A police chief who bragged about wanting to “privately comfort” the heartbroken widow of a hero constable killed in the line of duty, has been found guilty of gross misconduct by a disciplinary tribunal.

John Apter made the sexualised remark about grief-stricken Lissie Harper, the widow of PC Andrew Harper, as she collected a posthumous award on behalf of her late husband at a ceremony in 2020.

Apter, who was chair of the Police Federation at the time, told colleagues: “I’d like to comfort her in my hotel room.”

Colleagues were stunned when he added: “I wouldn’t mind looking after her tonight.”

Pc Harper, from Wallingford in Oxfordshire, was killed while responding to a bike theft in Berkshire in 2019.

The 28-year-old Thames Valley officer was dragged to his death whilst chasing a gang of teenage thieves when his feet got caught in a strap hanging from the boot of their getaway car.

There was public fury when the killers were cleared of murder but convicted of manslaughter the following year with Henry Long, 19, receiving a 16-year jail sentence and 18-year-olds Jessie Cole and Albert Bowers both handed 13 years in custody for manslaughter at the Old Bailey.

The case led to the successful Daily Express-backed crusade by the widow for Harper’s Law to be introduced, which extends mandatory life sentences to anyone who commits the manslaughter of an emergency worker on duty.

The panel, sitting at Hampshire Constabulary’s headquarters in Eastleigh, ruled Apter had made the comment about Mrs Harper during a staff “huddle” during preparations for the Roads Policing Conference in January 2020.

But they cleared Apter of a second allegation that in 2019 he said to a pregnant Police Federation colleague: “Maybe you’ll get a bum now.”

And he was also cleared of an allegation that he had touched the bottom of a woman at a restaurant while visiting London for the National Police Bravery Awards in December 2021 before asking her: “Is that okay?”

The officer, 55, insisted he had merely scratched the woman’s upper back and called the allegation “deeply hurtful”.

Apter, who started his career in policing in 1992, previously spoke out against the use of sexist nicknames as part of a canteen culture in the police in 2021, after the murder of Sarah Everard by serving officer Wayne Couzens.

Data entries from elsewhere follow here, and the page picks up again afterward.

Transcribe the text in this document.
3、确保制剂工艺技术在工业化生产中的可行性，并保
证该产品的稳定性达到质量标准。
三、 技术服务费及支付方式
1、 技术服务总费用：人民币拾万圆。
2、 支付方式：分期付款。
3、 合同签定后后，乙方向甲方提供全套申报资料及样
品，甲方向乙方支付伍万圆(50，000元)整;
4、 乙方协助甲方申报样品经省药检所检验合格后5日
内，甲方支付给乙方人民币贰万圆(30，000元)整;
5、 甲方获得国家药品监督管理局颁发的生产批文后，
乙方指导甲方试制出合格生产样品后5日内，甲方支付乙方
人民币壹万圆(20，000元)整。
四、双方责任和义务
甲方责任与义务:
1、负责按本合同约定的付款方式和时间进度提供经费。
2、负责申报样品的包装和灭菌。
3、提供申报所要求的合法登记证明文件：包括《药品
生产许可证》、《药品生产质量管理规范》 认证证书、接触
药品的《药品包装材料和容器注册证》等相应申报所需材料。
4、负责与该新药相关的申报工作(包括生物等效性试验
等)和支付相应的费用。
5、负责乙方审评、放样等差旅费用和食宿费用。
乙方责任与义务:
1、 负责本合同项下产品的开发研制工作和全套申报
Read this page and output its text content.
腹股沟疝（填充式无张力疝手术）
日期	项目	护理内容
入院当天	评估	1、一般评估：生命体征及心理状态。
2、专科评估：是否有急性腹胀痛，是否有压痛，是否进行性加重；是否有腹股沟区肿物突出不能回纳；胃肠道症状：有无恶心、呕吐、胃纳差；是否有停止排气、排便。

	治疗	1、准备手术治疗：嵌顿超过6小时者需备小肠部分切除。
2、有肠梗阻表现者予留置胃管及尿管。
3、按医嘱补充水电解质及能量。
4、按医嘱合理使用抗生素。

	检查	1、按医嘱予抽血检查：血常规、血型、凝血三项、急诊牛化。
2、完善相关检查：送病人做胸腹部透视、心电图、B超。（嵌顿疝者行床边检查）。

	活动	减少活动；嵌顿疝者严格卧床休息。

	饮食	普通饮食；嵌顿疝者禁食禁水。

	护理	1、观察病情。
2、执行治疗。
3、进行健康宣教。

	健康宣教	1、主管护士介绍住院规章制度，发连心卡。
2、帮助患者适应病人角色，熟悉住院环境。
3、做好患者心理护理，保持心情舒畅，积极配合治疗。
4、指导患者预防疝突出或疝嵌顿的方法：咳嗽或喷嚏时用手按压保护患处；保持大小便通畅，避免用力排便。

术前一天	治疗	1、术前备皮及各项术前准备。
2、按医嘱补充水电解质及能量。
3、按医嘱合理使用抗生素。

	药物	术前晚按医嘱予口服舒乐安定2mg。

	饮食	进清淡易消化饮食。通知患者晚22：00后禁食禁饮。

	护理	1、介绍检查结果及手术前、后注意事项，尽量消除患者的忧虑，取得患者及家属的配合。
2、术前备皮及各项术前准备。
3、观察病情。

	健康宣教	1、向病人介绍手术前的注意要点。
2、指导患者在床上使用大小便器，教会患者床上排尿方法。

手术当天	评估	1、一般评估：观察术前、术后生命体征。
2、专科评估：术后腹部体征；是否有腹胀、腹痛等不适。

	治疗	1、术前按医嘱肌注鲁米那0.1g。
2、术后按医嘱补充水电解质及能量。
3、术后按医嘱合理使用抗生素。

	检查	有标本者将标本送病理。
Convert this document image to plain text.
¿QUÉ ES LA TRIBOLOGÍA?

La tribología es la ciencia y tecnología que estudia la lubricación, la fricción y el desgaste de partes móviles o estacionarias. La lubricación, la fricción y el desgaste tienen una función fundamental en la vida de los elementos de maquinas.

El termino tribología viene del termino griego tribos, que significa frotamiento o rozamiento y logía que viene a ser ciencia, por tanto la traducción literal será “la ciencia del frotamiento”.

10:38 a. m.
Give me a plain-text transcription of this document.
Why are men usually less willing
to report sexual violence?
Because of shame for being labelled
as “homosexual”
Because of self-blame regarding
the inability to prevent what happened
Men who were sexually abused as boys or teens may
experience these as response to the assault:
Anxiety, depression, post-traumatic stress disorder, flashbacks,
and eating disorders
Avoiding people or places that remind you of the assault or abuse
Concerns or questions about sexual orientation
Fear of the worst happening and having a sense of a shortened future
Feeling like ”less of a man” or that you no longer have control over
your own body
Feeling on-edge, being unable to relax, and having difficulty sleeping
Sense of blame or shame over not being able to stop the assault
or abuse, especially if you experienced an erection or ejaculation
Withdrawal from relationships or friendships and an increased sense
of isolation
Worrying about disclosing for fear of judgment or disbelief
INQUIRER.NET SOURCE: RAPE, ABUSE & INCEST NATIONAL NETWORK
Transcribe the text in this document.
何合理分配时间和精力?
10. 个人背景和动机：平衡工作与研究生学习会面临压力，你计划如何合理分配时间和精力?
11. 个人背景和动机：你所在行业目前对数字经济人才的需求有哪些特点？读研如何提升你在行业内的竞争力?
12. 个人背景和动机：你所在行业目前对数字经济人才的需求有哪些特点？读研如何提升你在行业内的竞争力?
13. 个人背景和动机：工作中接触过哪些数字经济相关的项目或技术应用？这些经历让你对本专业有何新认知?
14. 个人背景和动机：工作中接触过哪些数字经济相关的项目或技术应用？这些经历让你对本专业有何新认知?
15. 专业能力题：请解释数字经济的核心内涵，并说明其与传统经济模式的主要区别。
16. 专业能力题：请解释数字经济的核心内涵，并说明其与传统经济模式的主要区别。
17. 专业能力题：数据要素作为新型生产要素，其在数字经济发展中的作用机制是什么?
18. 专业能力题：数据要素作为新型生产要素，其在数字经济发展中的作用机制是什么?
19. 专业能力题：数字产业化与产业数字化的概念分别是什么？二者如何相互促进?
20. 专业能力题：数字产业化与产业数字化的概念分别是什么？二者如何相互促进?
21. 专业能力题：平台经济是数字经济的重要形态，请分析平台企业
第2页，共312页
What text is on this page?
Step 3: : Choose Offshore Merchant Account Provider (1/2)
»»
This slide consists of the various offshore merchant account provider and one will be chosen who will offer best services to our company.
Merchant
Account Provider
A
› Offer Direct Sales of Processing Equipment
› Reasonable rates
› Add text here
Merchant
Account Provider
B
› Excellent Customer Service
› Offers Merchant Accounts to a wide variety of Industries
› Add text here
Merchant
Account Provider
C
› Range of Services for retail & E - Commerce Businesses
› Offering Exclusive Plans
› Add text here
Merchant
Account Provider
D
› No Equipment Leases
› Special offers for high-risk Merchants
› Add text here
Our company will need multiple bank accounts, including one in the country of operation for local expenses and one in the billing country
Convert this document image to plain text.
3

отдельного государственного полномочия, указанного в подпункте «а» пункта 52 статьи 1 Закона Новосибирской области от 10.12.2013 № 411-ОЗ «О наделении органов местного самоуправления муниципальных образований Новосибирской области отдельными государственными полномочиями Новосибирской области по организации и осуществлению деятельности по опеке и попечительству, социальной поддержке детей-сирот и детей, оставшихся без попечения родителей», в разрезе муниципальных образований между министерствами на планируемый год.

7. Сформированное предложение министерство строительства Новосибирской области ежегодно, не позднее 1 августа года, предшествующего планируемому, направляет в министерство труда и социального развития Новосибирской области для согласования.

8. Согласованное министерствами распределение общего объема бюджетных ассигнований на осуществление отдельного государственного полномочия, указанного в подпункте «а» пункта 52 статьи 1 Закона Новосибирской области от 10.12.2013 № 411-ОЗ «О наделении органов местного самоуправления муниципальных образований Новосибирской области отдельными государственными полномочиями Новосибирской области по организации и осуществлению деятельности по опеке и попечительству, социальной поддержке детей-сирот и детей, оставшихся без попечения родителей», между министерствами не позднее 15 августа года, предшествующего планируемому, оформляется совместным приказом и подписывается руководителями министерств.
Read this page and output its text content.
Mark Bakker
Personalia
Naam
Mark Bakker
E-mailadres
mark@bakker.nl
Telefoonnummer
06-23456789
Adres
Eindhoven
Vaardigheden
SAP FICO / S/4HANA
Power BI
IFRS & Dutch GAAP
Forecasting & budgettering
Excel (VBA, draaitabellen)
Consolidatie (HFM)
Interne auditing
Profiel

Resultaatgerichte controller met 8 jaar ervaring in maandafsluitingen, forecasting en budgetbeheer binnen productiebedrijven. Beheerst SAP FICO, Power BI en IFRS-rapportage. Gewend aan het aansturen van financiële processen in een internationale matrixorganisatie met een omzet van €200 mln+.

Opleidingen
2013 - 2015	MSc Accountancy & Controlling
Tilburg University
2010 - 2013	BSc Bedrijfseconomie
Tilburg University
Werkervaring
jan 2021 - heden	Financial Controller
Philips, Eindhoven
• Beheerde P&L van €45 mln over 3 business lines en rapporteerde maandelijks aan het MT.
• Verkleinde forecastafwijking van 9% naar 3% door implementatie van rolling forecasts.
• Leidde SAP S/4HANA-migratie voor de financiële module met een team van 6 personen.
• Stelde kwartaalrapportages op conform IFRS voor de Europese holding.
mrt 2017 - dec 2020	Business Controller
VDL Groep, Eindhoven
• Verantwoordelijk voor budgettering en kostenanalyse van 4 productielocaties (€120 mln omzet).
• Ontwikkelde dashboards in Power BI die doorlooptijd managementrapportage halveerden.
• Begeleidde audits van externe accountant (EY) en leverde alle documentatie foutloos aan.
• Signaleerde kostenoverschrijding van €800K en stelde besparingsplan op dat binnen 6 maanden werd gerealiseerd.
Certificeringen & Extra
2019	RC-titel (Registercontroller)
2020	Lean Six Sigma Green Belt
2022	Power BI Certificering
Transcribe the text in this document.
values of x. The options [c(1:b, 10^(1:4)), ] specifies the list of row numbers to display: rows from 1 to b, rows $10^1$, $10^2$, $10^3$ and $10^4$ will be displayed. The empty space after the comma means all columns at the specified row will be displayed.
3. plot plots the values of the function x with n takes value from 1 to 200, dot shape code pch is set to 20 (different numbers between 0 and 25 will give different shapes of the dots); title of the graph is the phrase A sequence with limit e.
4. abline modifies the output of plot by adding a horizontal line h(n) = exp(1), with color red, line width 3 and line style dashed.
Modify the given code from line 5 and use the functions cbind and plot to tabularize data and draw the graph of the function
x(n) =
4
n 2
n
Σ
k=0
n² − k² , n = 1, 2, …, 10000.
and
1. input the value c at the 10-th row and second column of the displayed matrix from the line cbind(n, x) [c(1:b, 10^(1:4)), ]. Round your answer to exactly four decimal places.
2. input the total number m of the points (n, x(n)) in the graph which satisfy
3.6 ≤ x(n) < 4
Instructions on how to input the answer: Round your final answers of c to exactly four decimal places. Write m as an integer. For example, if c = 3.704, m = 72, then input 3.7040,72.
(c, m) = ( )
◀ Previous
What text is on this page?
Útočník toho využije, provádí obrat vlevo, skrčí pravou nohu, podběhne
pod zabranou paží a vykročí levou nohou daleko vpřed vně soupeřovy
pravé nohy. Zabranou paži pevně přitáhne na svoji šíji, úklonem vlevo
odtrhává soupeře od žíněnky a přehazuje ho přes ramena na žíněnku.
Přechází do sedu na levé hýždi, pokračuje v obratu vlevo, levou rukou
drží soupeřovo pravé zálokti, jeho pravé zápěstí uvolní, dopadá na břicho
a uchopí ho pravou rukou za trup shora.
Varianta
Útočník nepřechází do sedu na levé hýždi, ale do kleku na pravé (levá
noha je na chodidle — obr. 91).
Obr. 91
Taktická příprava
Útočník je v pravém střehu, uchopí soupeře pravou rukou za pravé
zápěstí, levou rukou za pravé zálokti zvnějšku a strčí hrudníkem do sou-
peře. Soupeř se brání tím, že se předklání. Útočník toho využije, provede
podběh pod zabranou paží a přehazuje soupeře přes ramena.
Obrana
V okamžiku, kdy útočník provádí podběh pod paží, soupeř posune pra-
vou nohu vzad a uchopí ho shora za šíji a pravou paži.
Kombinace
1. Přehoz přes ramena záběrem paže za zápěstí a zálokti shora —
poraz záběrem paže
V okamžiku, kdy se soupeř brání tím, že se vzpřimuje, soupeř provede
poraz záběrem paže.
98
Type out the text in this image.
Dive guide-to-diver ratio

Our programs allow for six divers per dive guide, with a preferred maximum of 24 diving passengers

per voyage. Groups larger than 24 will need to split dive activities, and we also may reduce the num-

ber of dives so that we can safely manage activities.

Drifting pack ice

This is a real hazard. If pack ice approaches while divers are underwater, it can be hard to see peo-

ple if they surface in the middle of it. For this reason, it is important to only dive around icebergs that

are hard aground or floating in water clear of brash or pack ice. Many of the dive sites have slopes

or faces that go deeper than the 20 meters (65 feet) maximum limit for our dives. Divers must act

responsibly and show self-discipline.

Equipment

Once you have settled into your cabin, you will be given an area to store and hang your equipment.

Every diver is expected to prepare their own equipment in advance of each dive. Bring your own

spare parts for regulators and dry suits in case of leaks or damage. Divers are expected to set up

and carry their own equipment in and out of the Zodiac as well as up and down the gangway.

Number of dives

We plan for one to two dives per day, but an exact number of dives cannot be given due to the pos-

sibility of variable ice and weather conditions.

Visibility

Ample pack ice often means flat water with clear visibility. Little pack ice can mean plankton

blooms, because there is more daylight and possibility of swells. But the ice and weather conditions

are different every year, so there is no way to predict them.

He said: “Misogyny is not just a problem for women, it’s a problem for us all. Far too often there is silence when this takes place, and through this inaction, we are failing each other and wider society.

“We need to consign to the history books some of our canteen culture where sexist nicknames and derogatory remarks are made. When banter crosses the line to become sexist, derogatory or homophobic, that’s when it ceases to be banter.”